Let's suffice with saying that TTL outputs are much better at pulling an output low, but rather weak at pulling an output high. And when going high, usually don't go up to the +5V rail, more likely around 3.5-4V. Hence the asymmetric I/O voltage characteristics, preference for active-low rather than active-high control signals, and the (strong!) preference for using pull-up rather than pull-down resistors with TTL logic.
Pull-up with regular push-pull ouputs isn't a specified operation in TTL datasheets, as far as I'm aware of. According to the internal TTL and LSTTL ouput stage configuration, the resistor will pull-up the output level up to Vcc, similar to an open collector output. The rising edge speed for the last third is however slow. Low level shouldn't be a problem with reasonable resistor values.
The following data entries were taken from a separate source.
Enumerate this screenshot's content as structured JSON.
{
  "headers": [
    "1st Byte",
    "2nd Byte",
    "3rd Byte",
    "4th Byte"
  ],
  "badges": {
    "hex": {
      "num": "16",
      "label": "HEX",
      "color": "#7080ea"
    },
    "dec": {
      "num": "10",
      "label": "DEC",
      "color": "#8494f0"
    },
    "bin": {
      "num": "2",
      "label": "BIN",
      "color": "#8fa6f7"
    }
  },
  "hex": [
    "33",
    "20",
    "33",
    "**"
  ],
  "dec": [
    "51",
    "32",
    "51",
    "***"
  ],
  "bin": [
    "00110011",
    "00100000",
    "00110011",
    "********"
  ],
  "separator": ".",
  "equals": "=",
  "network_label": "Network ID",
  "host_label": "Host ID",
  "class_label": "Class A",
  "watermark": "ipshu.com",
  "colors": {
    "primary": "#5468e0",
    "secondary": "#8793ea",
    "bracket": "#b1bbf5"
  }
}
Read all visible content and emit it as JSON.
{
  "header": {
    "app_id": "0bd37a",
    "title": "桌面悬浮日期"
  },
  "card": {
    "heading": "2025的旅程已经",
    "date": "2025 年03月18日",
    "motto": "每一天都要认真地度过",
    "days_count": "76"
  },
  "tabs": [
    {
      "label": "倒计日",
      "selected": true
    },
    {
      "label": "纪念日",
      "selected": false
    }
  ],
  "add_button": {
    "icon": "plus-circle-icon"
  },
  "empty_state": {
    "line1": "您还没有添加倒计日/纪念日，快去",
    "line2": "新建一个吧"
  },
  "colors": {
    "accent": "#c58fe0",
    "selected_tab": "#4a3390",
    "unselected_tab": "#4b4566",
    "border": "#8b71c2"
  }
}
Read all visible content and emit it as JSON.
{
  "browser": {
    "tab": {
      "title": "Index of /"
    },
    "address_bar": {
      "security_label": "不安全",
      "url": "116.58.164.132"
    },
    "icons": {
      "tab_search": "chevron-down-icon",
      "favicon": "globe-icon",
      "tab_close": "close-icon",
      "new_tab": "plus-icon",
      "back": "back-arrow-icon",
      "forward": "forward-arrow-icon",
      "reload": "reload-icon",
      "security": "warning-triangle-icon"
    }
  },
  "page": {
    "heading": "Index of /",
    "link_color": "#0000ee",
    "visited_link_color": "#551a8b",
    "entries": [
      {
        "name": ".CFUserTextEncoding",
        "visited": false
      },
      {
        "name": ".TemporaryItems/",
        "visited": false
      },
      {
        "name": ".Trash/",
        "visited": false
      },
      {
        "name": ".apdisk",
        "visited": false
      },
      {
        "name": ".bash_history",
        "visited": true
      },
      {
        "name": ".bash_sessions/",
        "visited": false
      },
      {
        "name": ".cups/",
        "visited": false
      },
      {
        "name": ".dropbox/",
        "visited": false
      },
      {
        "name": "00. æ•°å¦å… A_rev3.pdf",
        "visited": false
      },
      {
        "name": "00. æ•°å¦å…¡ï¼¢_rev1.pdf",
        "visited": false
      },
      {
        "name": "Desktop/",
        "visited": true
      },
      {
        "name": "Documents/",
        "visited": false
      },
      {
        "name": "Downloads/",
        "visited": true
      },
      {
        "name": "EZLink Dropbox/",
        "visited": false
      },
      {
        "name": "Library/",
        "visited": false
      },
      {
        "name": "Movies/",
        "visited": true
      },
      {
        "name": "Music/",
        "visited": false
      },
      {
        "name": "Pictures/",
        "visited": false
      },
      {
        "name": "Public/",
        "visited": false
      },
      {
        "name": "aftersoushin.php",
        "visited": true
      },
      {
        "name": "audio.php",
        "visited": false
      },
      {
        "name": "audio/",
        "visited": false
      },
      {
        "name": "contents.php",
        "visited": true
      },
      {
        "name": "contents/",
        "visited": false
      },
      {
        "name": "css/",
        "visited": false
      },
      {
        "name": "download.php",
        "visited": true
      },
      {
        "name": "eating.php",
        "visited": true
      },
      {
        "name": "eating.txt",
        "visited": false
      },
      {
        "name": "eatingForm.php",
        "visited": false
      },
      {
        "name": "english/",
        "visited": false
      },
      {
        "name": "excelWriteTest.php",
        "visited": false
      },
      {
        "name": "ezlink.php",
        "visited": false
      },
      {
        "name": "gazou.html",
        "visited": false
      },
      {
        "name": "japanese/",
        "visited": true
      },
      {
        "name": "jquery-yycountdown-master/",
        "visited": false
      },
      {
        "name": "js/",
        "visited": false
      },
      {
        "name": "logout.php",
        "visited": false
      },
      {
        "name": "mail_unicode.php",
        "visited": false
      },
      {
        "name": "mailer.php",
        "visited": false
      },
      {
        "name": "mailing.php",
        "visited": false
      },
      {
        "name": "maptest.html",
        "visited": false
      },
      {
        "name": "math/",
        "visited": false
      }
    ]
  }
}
For fast speed, a TTL compatible 74HCT CMOS input is the better alternative, also saving power losses of pull-up resistors.
The TTL output is a Darlington NPN and runs out of drive about
VCC-1.4V. This puts you well into the linear band of the CMOS
front end and would result in excess shoot-through current (at
best). The pullup settles the TTL output to the rail after the
high side of the totem pole has cut out.
That's not entirely true as that would mean a TTL output without anything connected would just sit at whatever voltage it was sitting at before (like near 0V if it was pulled low before).
That's why I qualified the statement with "As far as the pull-up resistor is concerned" which was meant to indicate that the output does not necessarily behave like an open circuit in all respects. And we were talking only about the high state then.